Take Carney’s Cabinet.
Yes, Carney’s Cabinet is dramatically smaller than Trudeau’s. That’s a good thing. The federal Cabinet in recent years had become extremely bloated, with obscure jobs and no fewer than 36 members.
Carney wisely trimmed the size of Cabinet down in bold fashion, appointing a new ministry of just 24 members. It’s the smallest Cabinet in decades. And several long-time Trudeau era ministers, like former immigration minister Marc Miller and former health minister Mark Holland, are on the outside looking in.
Holland announced shortly before the new Cabinet was revealed that he doesn’t plan to run for re-election, but that was no doubt triggered by his ouster after backing former finance minister Chrystia Freeland for the party’s top job.
Karina Gould, who also ran for the leadership and was the outgoing government’s house leader, didn’t make the cut either. Freeland did make the cut, but she received the transport post in what can only be seen as a major demotion.
But here’s the thing: it’s the same old Trudeau Liberals.
No less than 87 per cent of Carney’s Cabinet were members of the Trudeau Cabinet. And the only newcomers have served as Trudeau backbenchers for years.
Key Cabinet ministers, such as Canada’s new finance minister, François-Philippe Champagne, were in the Trudeau Cabinet for nearly a decade. Champagne is the man who quarterbacked the tens of billions of dollars of handouts the Trudeau government gave to EV car manufacturers and battery manufacturers, an “investment” that’s proving to be an utter catastrophe for taxpayers.
Real change would have meant firing key ministers and appointing a wave of backbenchers and outsiders to a genuinely new Cabinet.
This is not a clean break from the Trudeau era or a changing of the guard. It’s a reshuffling of an old, tired deck.
Then, there’s the scrapping of the consumer carbon tax.
That’s excellent news. But here’s the thing: it might not be gone for good. Carney scrapped it through an Order in Council. The legislation is still on the books and Carney could always bring the carbon tax back, without having to pass legislation, with another Order in Council down the line.
Even if he doesn’t, Carney has talked about jacking up carbon taxes on industry, which will simply be passed down to consumers, and imposing carbon tax tariffs on certain imports from foreign countries, which would be disastrous given the current trade conflict Canada finds itself in with the United States.
Carney famously said Canadians won’t feel the impact of imposing heavy carbon taxes on things like steel, but steel is used for everything: it’s in our homes, our cars, and in critical infrastructure. Of course, Canadians will feel the impact.

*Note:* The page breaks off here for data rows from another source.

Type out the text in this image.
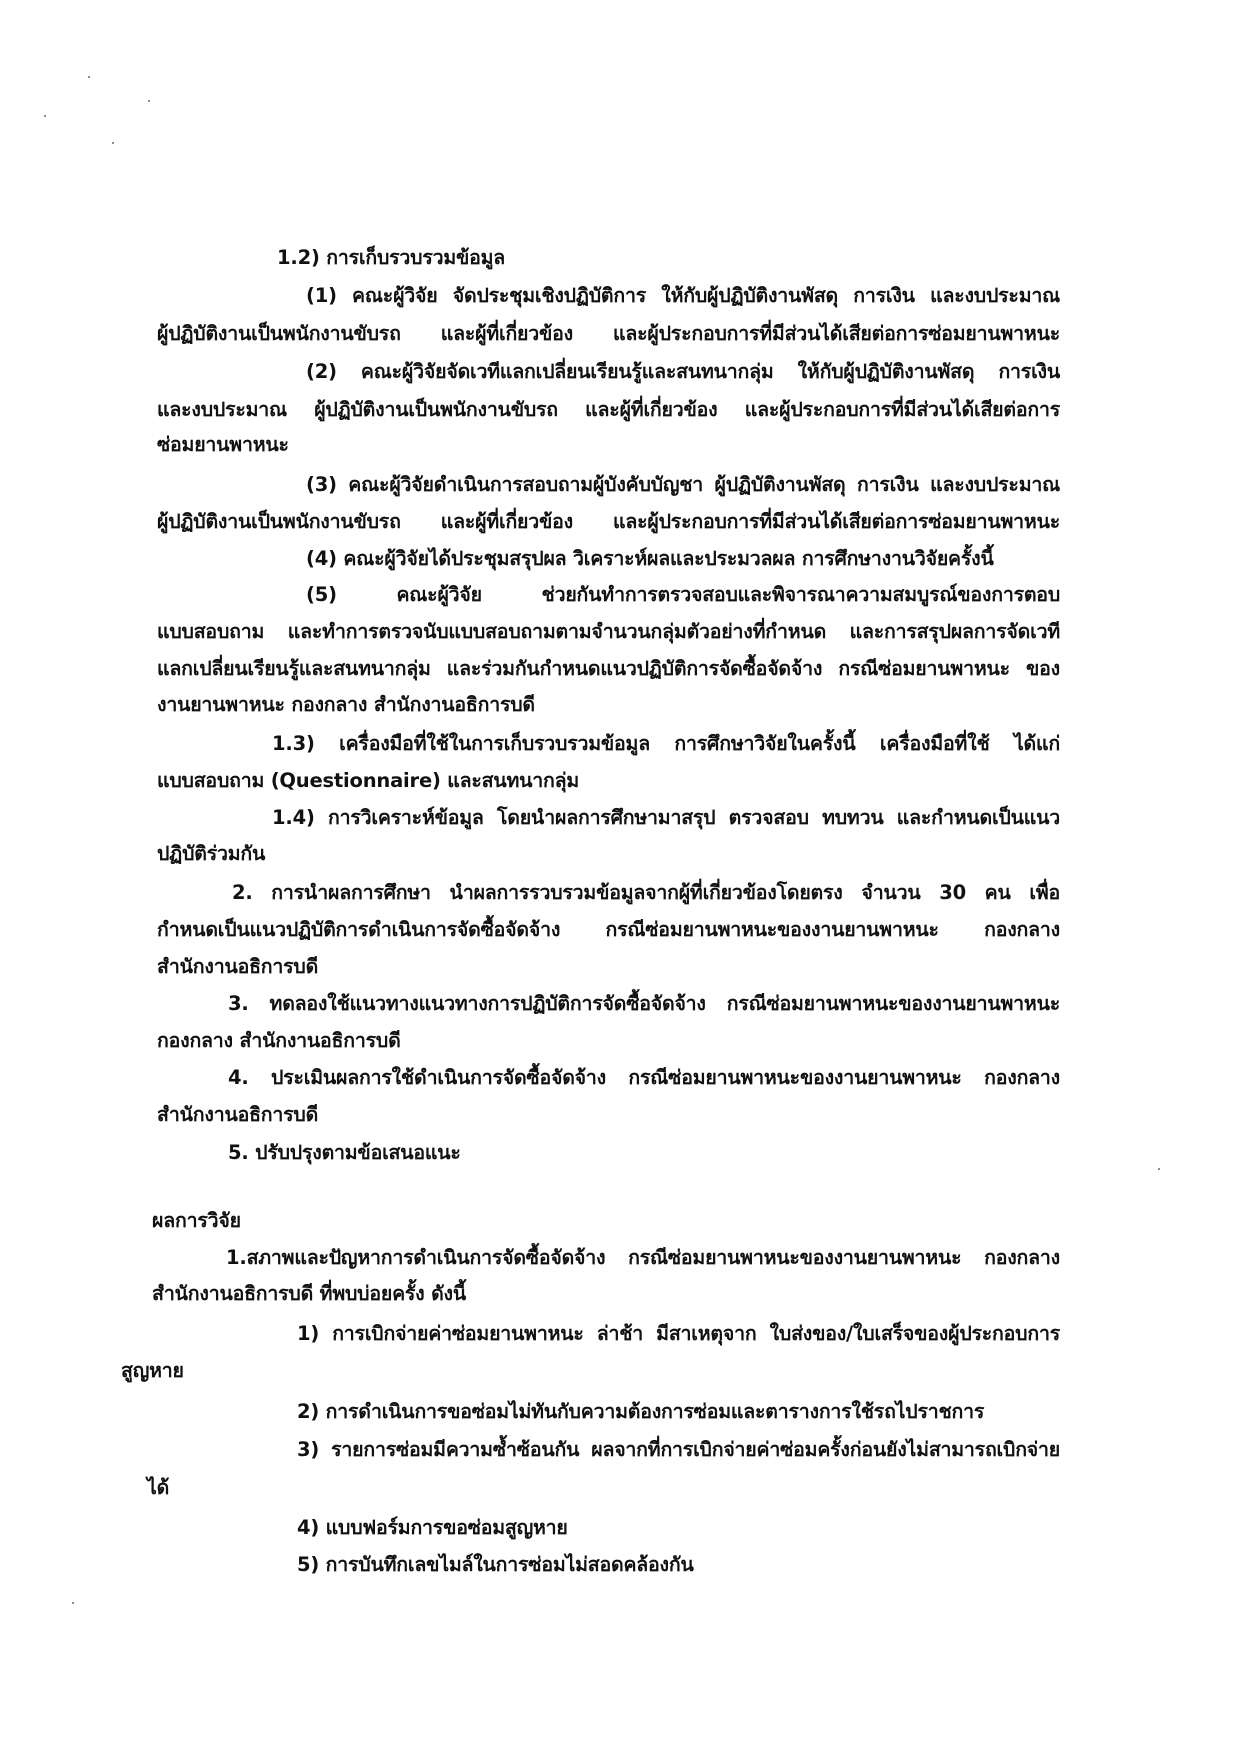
1.2) การเก็บรวบรวมข้อมูล
(1) คณะผู้วิจัย จัดประชุมเชิงปฏิบัติการ ให้กับผู้ปฏิบัติงานพัสดุ การเงิน และงบประมาณ
ผู้ปฏิบัติงานเป็นพนักงานขับรถ และผู้ที่เกี่ยวข้อง และผู้ประกอบการที่มีส่วนได้เสียต่อการซ่อมยานพาหนะ
(2) คณะผู้วิจัยจัดเวทีแลกเปลี่ยนเรียนรู้และสนทนากลุ่ม ให้กับผู้ปฏิบัติงานพัสดุ การเงิน
และงบประมาณ ผู้ปฏิบัติงานเป็นพนักงานขับรถ และผู้ที่เกี่ยวข้อง และผู้ประกอบการที่มีส่วนได้เสียต่อการ
ซ่อมยานพาหนะ
(3) คณะผู้วิจัยดำเนินการสอบถามผู้บังคับบัญชา ผู้ปฏิบัติงานพัสดุ การเงิน และงบประมาณ
ผู้ปฏิบัติงานเป็นพนักงานขับรถ และผู้ที่เกี่ยวข้อง และผู้ประกอบการที่มีส่วนได้เสียต่อการซ่อมยานพาหนะ
(4) คณะผู้วิจัยได้ประชุมสรุปผล วิเคราะห์ผลและประมวลผล การศึกษางานวิจัยครั้งนี้
(5) คณะผู้วิจัย ช่วยกันทำการตรวจสอบและพิจารณาความสมบูรณ์ของการตอบ
แบบสอบถาม และทำการตรวจนับแบบสอบถามตามจำนวนกลุ่มตัวอย่างที่กำหนด และการสรุปผลการจัดเวที
แลกเปลี่ยนเรียนรู้และสนทนากลุ่ม และร่วมกันกำหนดแนวปฏิบัติการจัดซื้อจัดจ้าง กรณีซ่อมยานพาหนะ ของ
งานยานพาหนะ กองกลาง สำนักงานอธิการบดี
1.3) เครื่องมือที่ใช้ในการเก็บรวบรวมข้อมูล การศึกษาวิจัยในครั้งนี้ เครื่องมือที่ใช้ ได้แก่
แบบสอบถาม (Questionnaire) และสนทนากลุ่ม
1.4) การวิเคราะห์ข้อมูล โดยนำผลการศึกษามาสรุป ตรวจสอบ ทบทวน และกำหนดเป็นแนว
ปฏิบัติร่วมกัน
2. การนำผลการศึกษา นำผลการรวบรวมข้อมูลจากผู้ที่เกี่ยวข้องโดยตรง จำนวน 30 คน เพื่อ
กำหนดเป็นแนวปฏิบัติการดำเนินการจัดซื้อจัดจ้าง กรณีซ่อมยานพาหนะของงานยานพาหนะ กองกลาง
สำนักงานอธิการบดี
3. ทดลองใช้แนวทางแนวทางการปฏิบัติการจัดซื้อจัดจ้าง กรณีซ่อมยานพาหนะของงานยานพาหนะ
กองกลาง สำนักงานอธิการบดี
4. ประเมินผลการใช้ดำเนินการจัดซื้อจัดจ้าง กรณีซ่อมยานพาหนะของงานยานพาหนะ กองกลาง
สำนักงานอธิการบดี
5. ปรับปรุงตามข้อเสนอแนะ
ผลการวิจัย
1.สภาพและปัญหาการดำเนินการจัดซื้อจัดจ้าง กรณีซ่อมยานพาหนะของงานยานพาหนะ กองกลาง
สำนักงานอธิการบดี ที่พบบ่อยครั้ง ดังนี้
1) การเบิกจ่ายค่าซ่อมยานพาหนะ ล่าช้า มีสาเหตุจาก ใบส่งของ/ใบเสร็จของผู้ประกอบการ
สูญหาย
2) การดำเนินการขอซ่อมไม่ทันกับความต้องการซ่อมและตารางการใช้รถไปราชการ
3) รายการซ่อมมีความซ้ำซ้อนกัน ผลจากที่การเบิกจ่ายค่าซ่อมครั้งก่อนยังไม่สามารถเบิกจ่าย
ได้
4) แบบฟอร์มการขอซ่อมสูญหาย
5) การบันทึกเลขไมล์ในการซ่อมไม่สอดคล้องกัน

On the surface, Carney has made two crucial changes: slimming down Cabinet and scrapping the consumer carbon tax. But dig deeper, and both changes are superficial: the Cabinet is the same cast of characters, and the carbon tax could return with the stroke of a pen.
If Carney really wants Canadians to believe he’s changed his longstanding views on carbon taxes, he should recall Parliament and repeal the legislation that enacted the federal carbon tax backstop in the first place. So long as it’s on the books, the feds can breathe the carbon tax back to life at any time.
Make no mistake: Carney’s Liberals are Trudeau’s Liberals. This is the same old and tired government. Sure, it might have a fresh coat of paint, but that’s about all the difference there is.

Jay Goldberg is the Ontario Director at the Canadian Taxpayers Federation. He previously served as a policy fellow at the Munk School of Public Policy and Global Affairs. Jay holds a Ph.D. in Political Science from the University of Toronto.